Crisis grows for young, Black men, but have we had enough?

Phillip Jackson of the Chicago-based Black Star Project was not surprised at the numbers. Black boys are in school, but a failing educational system that does not adequately prepare them with skills and high dropout rates have resulted in violence and Black communities becoming “economic wastelands,” he pointed out.

The national high school graduation rate for Black male students was 52 percent compared to 78 percent for White, non-Latino males in 2009-2010, according to the The Urgency of Now: The 2012 Schott 50 State Report on Public Education and Black Males. In Illinois, the number was 47 percent for Black males. Young, Black men were suspended or expelled from school at a disproportionately higher rate than their White counterparts, often for similar infractions or minor disciplinary issues.
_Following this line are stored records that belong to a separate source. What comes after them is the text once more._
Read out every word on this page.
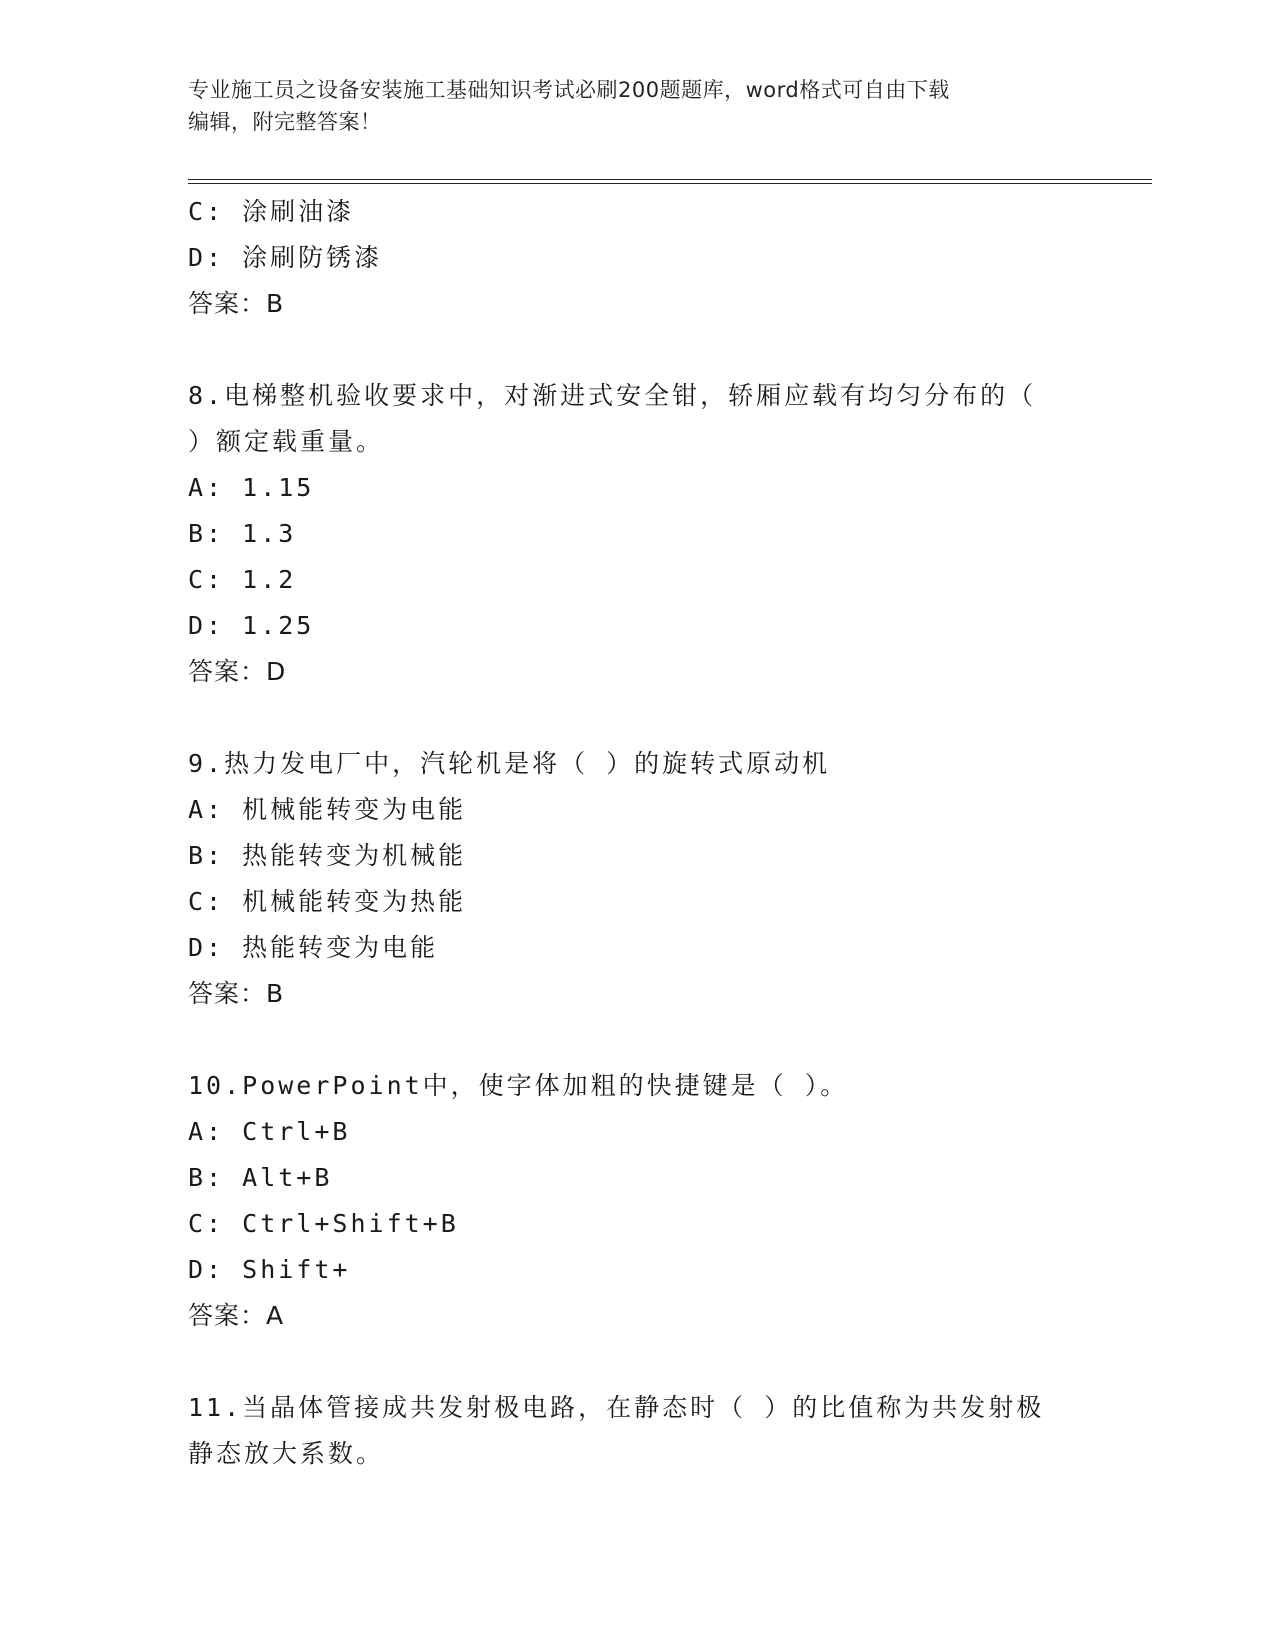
专业施工员之设备安装施工基础知识考试必刷200题题库，word格式可自由下载
编辑，附完整答案！
C: 涂刷油漆
D: 涂刷防锈漆
答案：B
8.电梯整机验收要求中，对渐进式安全钳，轿厢应载有均匀分布的（
）额定载重量。
A: 1.15
B: 1.3
C: 1.2
D: 1.25
答案：D
9.热力发电厂中，汽轮机是将（ ）的旋转式原动机
A: 机械能转变为电能
B: 热能转变为机械能
C: 机械能转变为热能
D: 热能转变为电能
答案：B
10.PowerPoint中，使字体加粗的快捷键是（ ）。
A: Ctrl+B
B: Alt+B
C: Ctrl+Shift+B
D: Shift+
答案：A
11.当晶体管接成共发射极电路，在静态时（ ）的比值称为共发射极
静态放大系数。
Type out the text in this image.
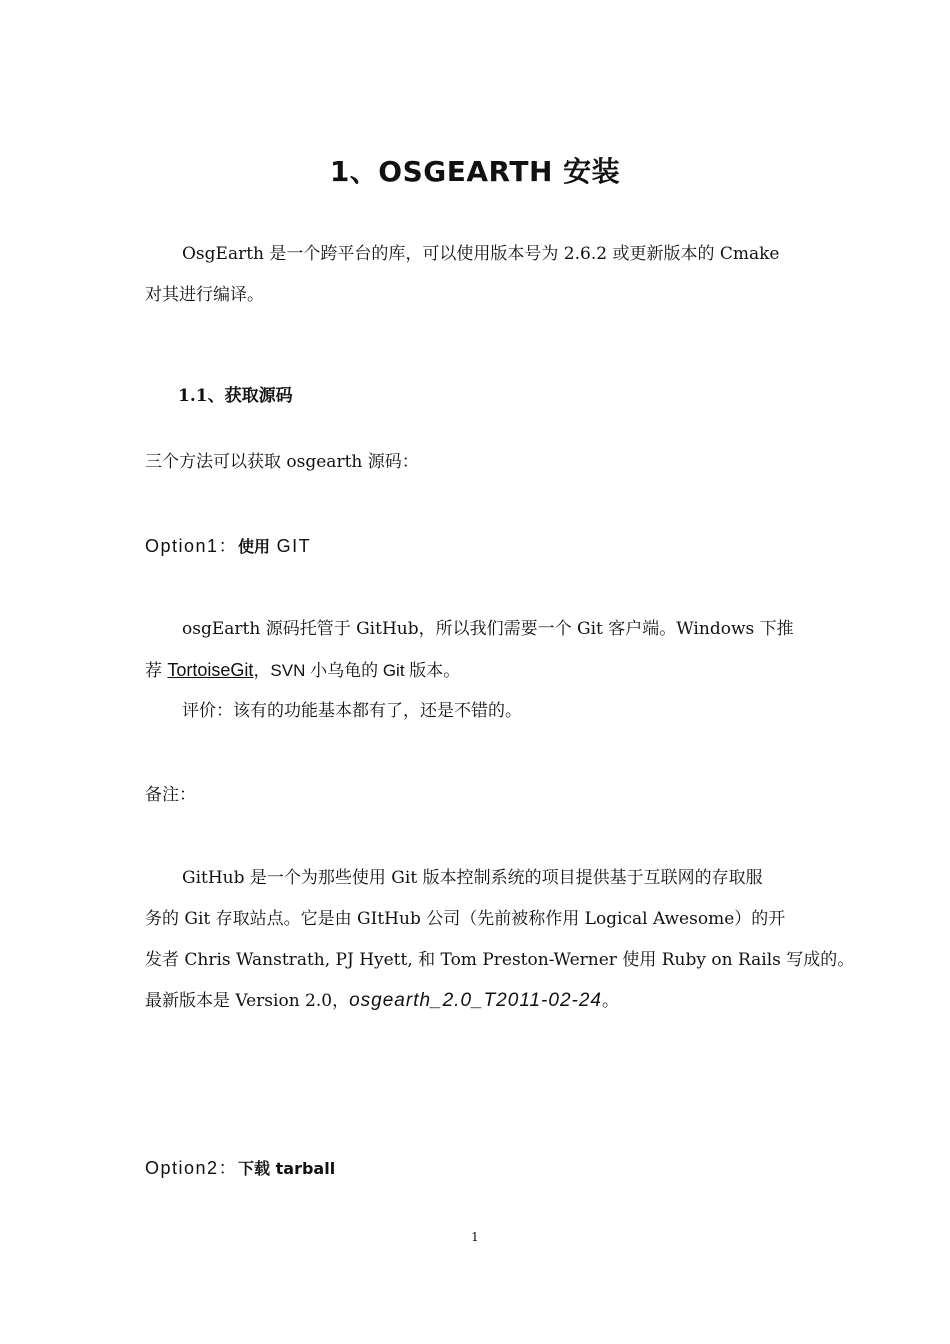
1、OSGEARTH 安装
OsgEarth 是一个跨平台的库，可以使用版本号为 2.6.2 或更新版本的 Cmake
对其进行编译。
1.1、获取源码
三个方法可以获取 osgearth 源码：
Option1：使用 GIT
osgEarth 源码托管于 GitHub，所以我们需要一个 Git 客户端。Windows 下推
荐 TortoiseGit，SVN 小乌龟的 Git 版本。
评价：该有的功能基本都有了，还是不错的。
备注：
GitHub 是一个为那些使用 Git 版本控制系统的项目提供基于互联网的存取服
务的 Git 存取站点。它是由 GItHub 公司（先前被称作用 Logical Awesome）的开
发者 Chris Wanstrath, PJ Hyett, 和 Tom Preston-Werner 使用 Ruby on Rails 写成的。
最新版本是 Version 2.0，osgearth_2.0_T2011-02-24。
Option2：下载 tarball
1
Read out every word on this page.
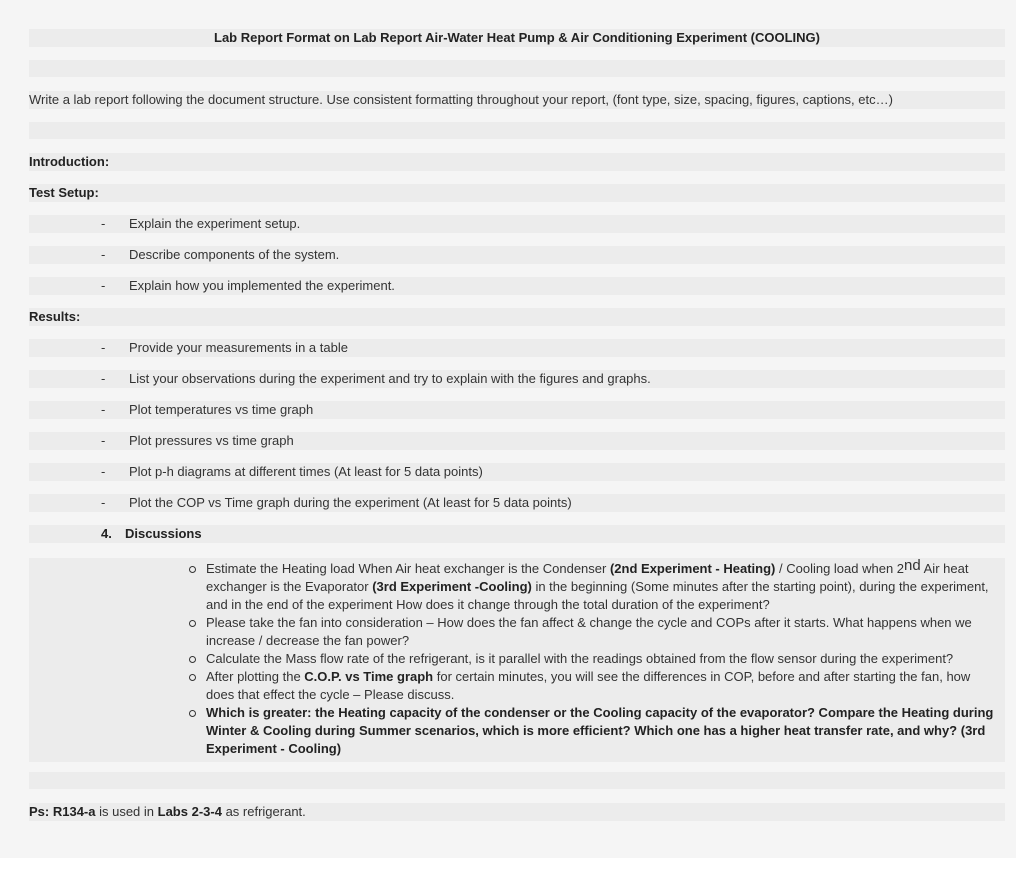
Lab Report Format on Lab Report Air-Water Heat Pump & Air Conditioning Experiment (COOLING)
Write a lab report following the document structure. Use consistent formatting throughout your report, (font type, size, spacing, figures, captions, etc…)
Introduction:
Test Setup:
- Explain the experiment setup.
- Describe components of the system.
- Explain how you implemented the experiment.
Results:
- Provide your measurements in a table
- List your observations during the experiment and try to explain with the figures and graphs.
- Plot temperatures vs time graph
- Plot pressures vs time graph
- Plot p-h diagrams at different times (At least for 5 data points)
- Plot the COP vs Time graph during the experiment (At least for 5 data points)
4. Discussions
Estimate the Heating load When Air heat exchanger is the Condenser (2nd Experiment - Heating) / Cooling load when 2nd Air heat exchanger is the Evaporator (3rd Experiment -Cooling) in the beginning (Some minutes after the starting point), during the experiment, and in the end of the experiment How does it change through the total duration of the experiment?
Please take the fan into consideration – How does the fan affect & change the cycle and COPs after it starts. What happens when we increase / decrease the fan power?
Calculate the Mass flow rate of the refrigerant, is it parallel with the readings obtained from the flow sensor during the experiment?
After plotting the C.O.P. vs Time graph for certain minutes, you will see the differences in COP, before and after starting the fan, how does that effect the cycle – Please discuss.
Which is greater: the Heating capacity of the condenser or the Cooling capacity of the evaporator? Compare the Heating during Winter & Cooling during Summer scenarios, which is more efficient? Which one has a higher heat transfer rate, and why? (3rd Experiment - Cooling)
Ps: R134-a is used in Labs 2-3-4 as refrigerant.
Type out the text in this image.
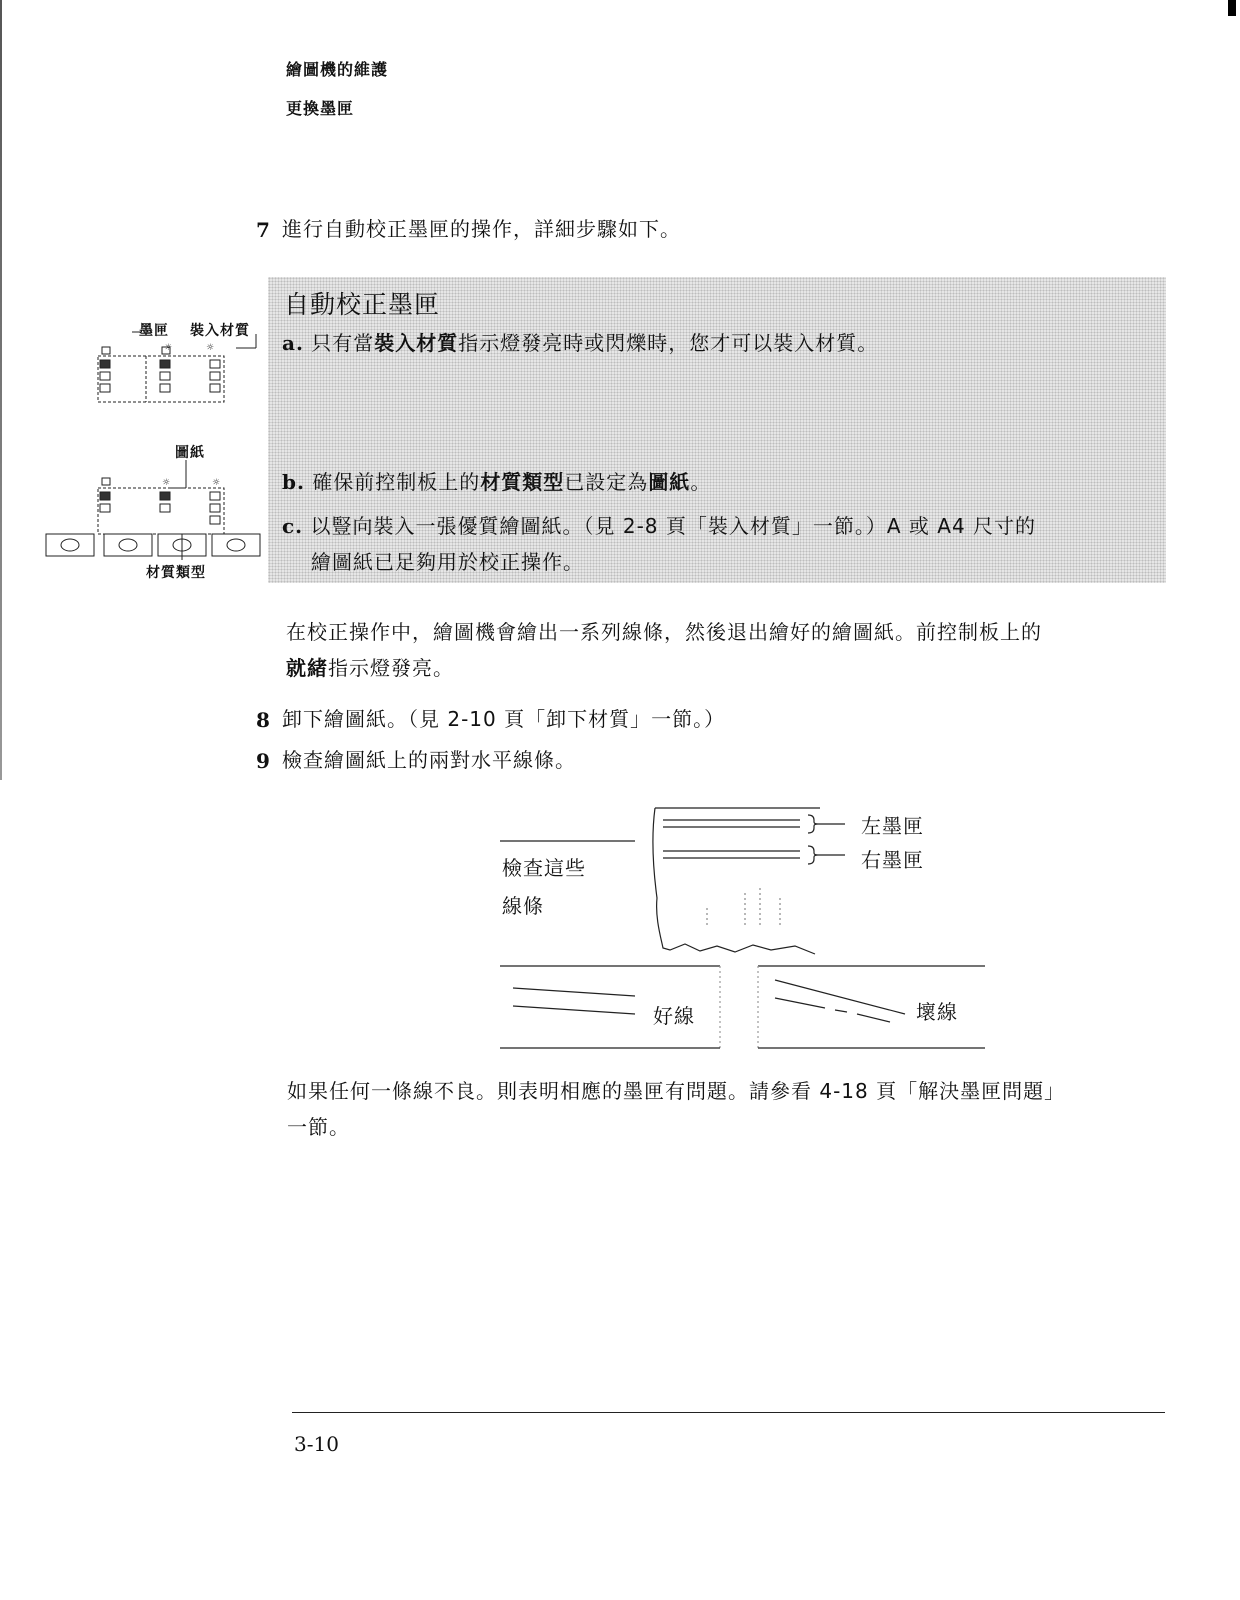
繪圖機的維護
更換墨匣
7 進行自動校正墨匣的操作，詳細步驟如下。
自動校正墨匣
a. 只有當裝入材質指示燈發亮時或閃爍時，您才可以裝入材質。
b. 確保前控制板上的材質類型已設定為圖紙。
c. 以豎向裝入一張優質繪圖紙。（見 2-8 頁「裝入材質」一節。）A 或 A4 尺寸的
繪圖紙已足夠用於校正操作。
墨匣 裝入材質
圖紙
材質類型
☼	☼
☼	☼
在校正操作中，繪圖機會繪出一系列線條，然後退出繪好的繪圖紙。前控制板上的
就緒指示燈發亮。
8 卸下繪圖紙。（見 2-10 頁「卸下材質」一節。）
9 檢查繪圖紙上的兩對水平線條。
檢查這些
線條
左墨匣
右墨匣
好線	壞線
如果任何一條線不良。則表明相應的墨匣有問題。請參看 4-18 頁「解決墨匣問題」
一節。
3-10
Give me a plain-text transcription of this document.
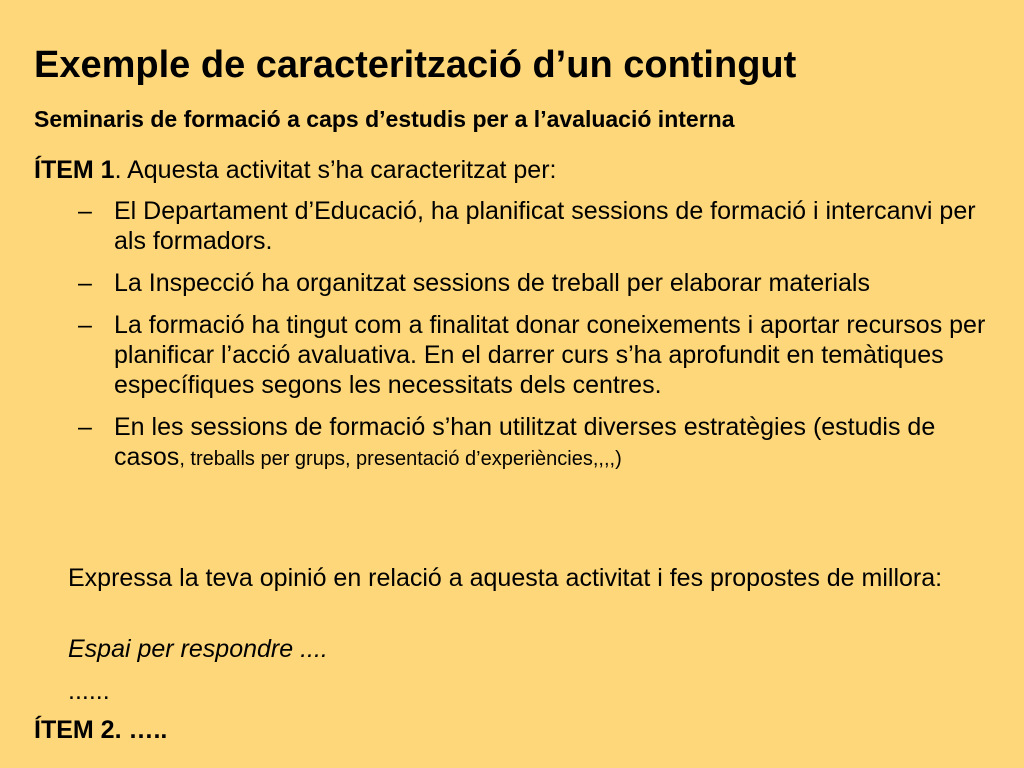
Exemple de caracterització d’un contingut
Seminaris de formació a caps d’estudis per a l’avaluació interna
ÍTEM 1. Aquesta activitat s’ha caracteritzat per:
– El Departament d’Educació, ha planificat sessions de formació i intercanvi per als formadors.
– La Inspecció ha organitzat sessions de treball per elaborar materials
– La formació ha tingut com a finalitat donar coneixements i aportar recursos per planificar l’acció avaluativa. En el darrer curs s’ha aprofundit en temàtiques específiques segons les necessitats dels centres.
– En les sessions de formació s’han utilitzat diverses estratègies (estudis de casos, treballs per grups, presentació d’experiències,,,,)
Expressa la teva opinió en relació a aquesta activitat i fes propostes de millora:
Espai per respondre ....
......
ÍTEM 2. …..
Suspended students are more likely to drop out or come into contact with the juvenile justice system. Suspensions then become the gateway to the “school to prison pipeline”.

On Jan. 8, U.S. Secretary of Education Arne Duncan rolled out the Obama administration’s recommendations for new “nondiscriminatory” school discipline policies. What immediate or long term impact means for Black male students’ is not known. 

Right now, choices for young, Black men are limited said Mr. Jackson, whose organization provides educational and training programs for Black youth, including academic tutoring. There is nothing new or startling about the 92 percent unemployment rate of Chicago’s Black male teens he added.